Christian Latgé : - La recommandation de l’ANSES « 5 fruits et légumes par jour », annoncée il y a une quinzaine d’années et relayée par l’OMS, a acquis aujourd’hui une aura mondiale. Il s’agissait moins d’augmenter la consommation de végétaux que d’arrêter la chute que les spécialistes craignaient ; et cela a fonctionné ! En terme de santé, on a constaté que cette recommandation amenait indéniablement des bénéfices sur les grandes pathologies : les cancers, les maladies cardio-vasculaires, le diabète… Et l’on remarquait même qu’en augmentant, c’est-à-dire en passant de 5 à 8 fruits et légumes par jour, les bénéfices augmentaient également. Plus intéressant encore : cette recommandation a eu aussi de l’intérêt pour d’autres types de pathologies, qui sont en général plus difficiles à améliorer via l’alimentation, comme les affections ORL, les troubles du sommeil, les troubles digestifs… On peut donc dire que la consommation de fruits et de légumes, équilibrée, quotidienne et conséquente a un impact très positif pour la santé du quotidien ! Un autre avantage : quand vous choisissez d’augmenter la part de végétaux dans votre alimentation, vous le faites au détriment d’autres aliments souvent plus gras et sucrés qui, pour le coup, ont un impact très négatif pour la santé.

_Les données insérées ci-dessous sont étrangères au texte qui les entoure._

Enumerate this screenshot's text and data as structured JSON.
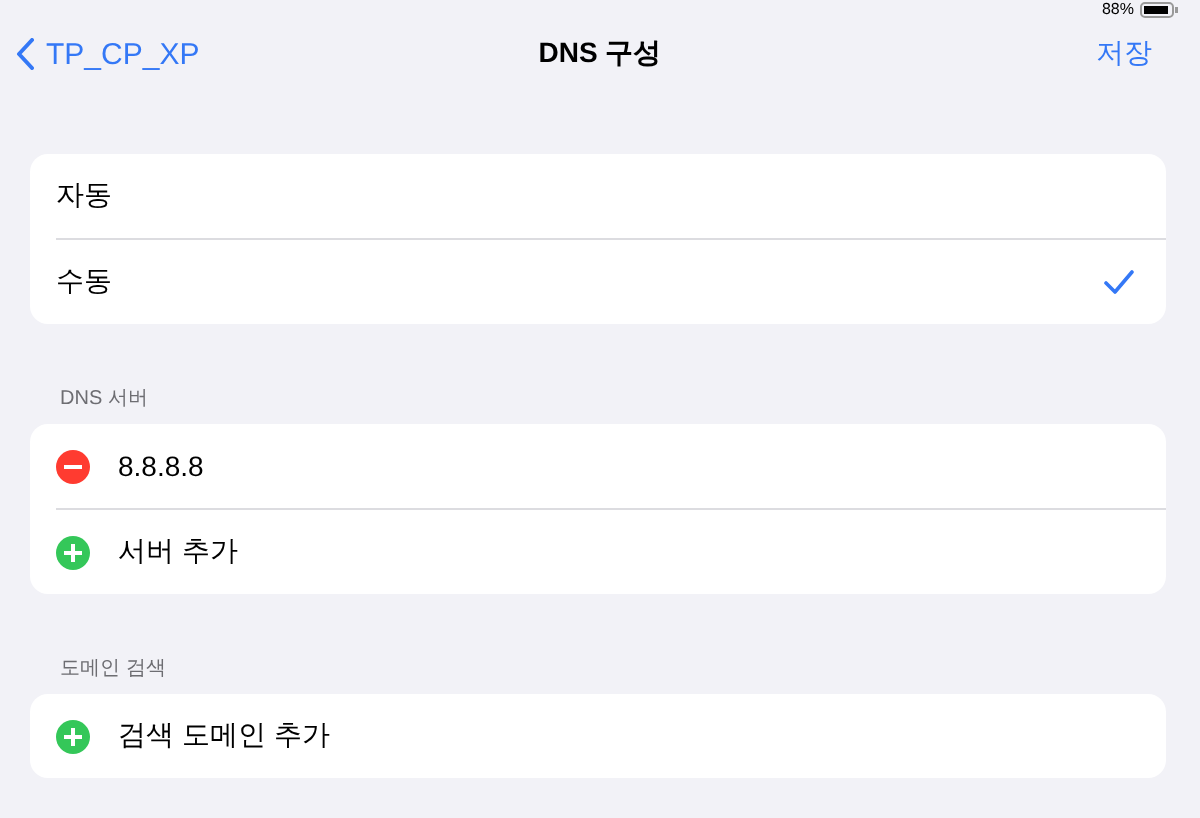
{
  "status_bar": {
    "battery_text": "88%"
  },
  "nav": {
    "back_label": "TP_CP_XP",
    "title": "DNS 구성",
    "action": "저장"
  },
  "mode_options": [
    {
      "label": "자동",
      "selected": false
    },
    {
      "label": "수동",
      "selected": true
    }
  ],
  "sections": [
    {
      "header": "DNS 서버",
      "rows": [
        {
          "kind": "remove",
          "label": "8.8.8.8"
        },
        {
          "kind": "add",
          "label": "서버 추가"
        }
      ]
    },
    {
      "header": "도메인 검색",
      "rows": [
        {
          "kind": "add",
          "label": "검색 도메인 추가"
        }
      ]
    }
  ]
}
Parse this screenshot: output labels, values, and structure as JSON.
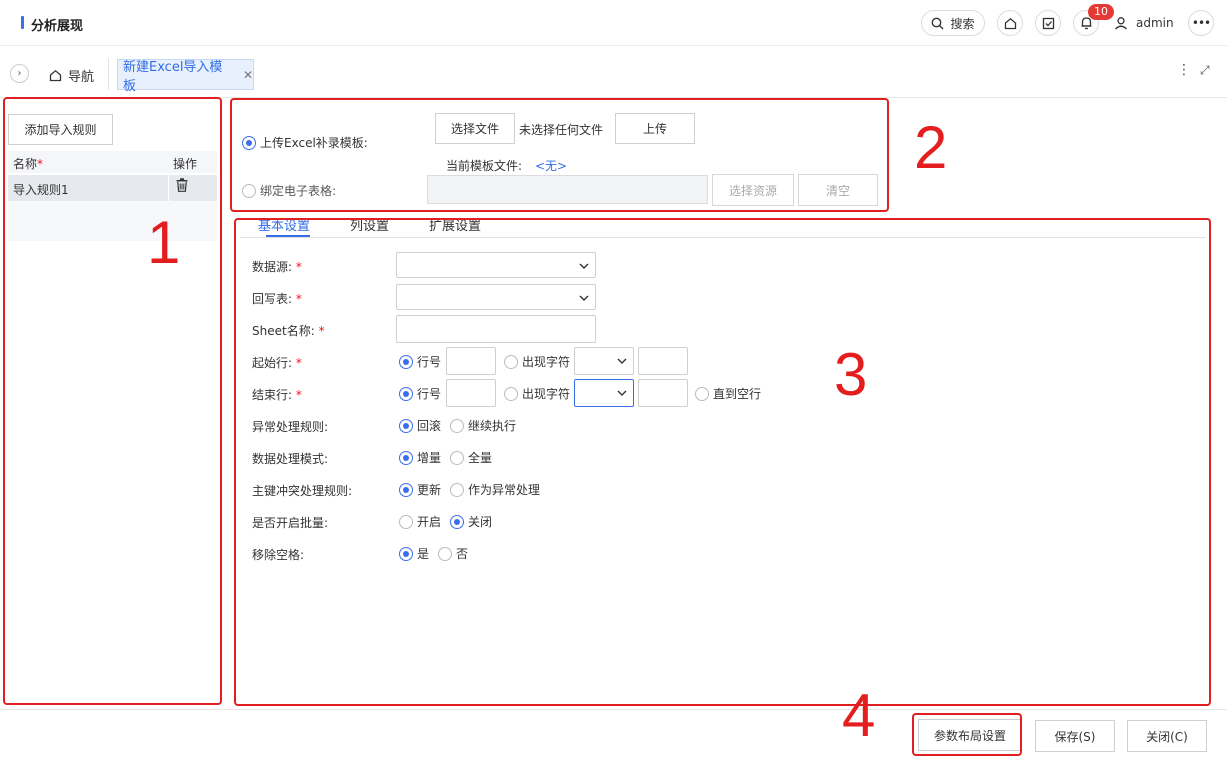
{
  "header": {
    "title": "分析展现",
    "search_label": "搜索",
    "notification_count": "10",
    "username": "admin",
    "accent_color": "#3a6fe8"
  },
  "tabs": {
    "home_label": "导航",
    "active_tab_label": "新建Excel导入模板"
  },
  "left_panel": {
    "add_rule_label": "添加导入规则",
    "col_name": "名称",
    "col_name_required": "*",
    "col_action": "操作",
    "rules": [
      {
        "name": "导入规则1"
      }
    ]
  },
  "upload": {
    "upload_option_label": "上传Excel补录模板:",
    "choose_file_label": "选择文件",
    "no_file_text": "未选择任何文件",
    "upload_button_label": "上传",
    "current_template_label": "当前模板文件:",
    "current_template_value": "<无>",
    "bind_option_label": "绑定电子表格:",
    "select_resource_label": "选择资源",
    "clear_label": "清空"
  },
  "settings_tabs": [
    "基本设置",
    "列设置",
    "扩展设置"
  ],
  "form": {
    "datasource_label": "数据源:",
    "writeback_label": "回写表:",
    "sheet_label": "Sheet名称:",
    "start_row_label": "起始行:",
    "end_row_label": "结束行:",
    "required_mark": "*",
    "row_number_option": "行号",
    "char_option": "出现字符",
    "until_blank_option": "直到空行",
    "exception_label": "异常处理规则:",
    "exception_options": [
      "回滚",
      "继续执行"
    ],
    "mode_label": "数据处理模式:",
    "mode_options": [
      "增量",
      "全量"
    ],
    "pk_label": "主键冲突处理规则:",
    "pk_options": [
      "更新",
      "作为异常处理"
    ],
    "batch_label": "是否开启批量:",
    "batch_options": [
      "开启",
      "关闭"
    ],
    "trim_label": "移除空格:",
    "trim_options": [
      "是",
      "否"
    ]
  },
  "annotations": [
    "1",
    "2",
    "3",
    "4"
  ],
  "footer": {
    "param_layout_label": "参数布局设置",
    "save_label": "保存(S)",
    "close_label": "关闭(C)"
  }
}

- Qu’y a-t-il de si précieux au cœur des végétaux ?
- Dans les années 80, il a été mis en évidence que les fruits et les légumes contenaient énormément de composés, appelés phytonutriments, qui en étant absorbés, venaient certainement jouer un rôle physiologique majeur. Un déficit dans ce domaine ne se voyait pas tout de suite, car l’organisme était capable de compenser ponctuellement. Par contre à long terme, on remarquait un manque non seulement nutritionnel, mais aussi protecteur. Cette nuance est très importante et a orienté de nombreuses recherches.
- Parlez-nous de l’action protectrice des végétaux…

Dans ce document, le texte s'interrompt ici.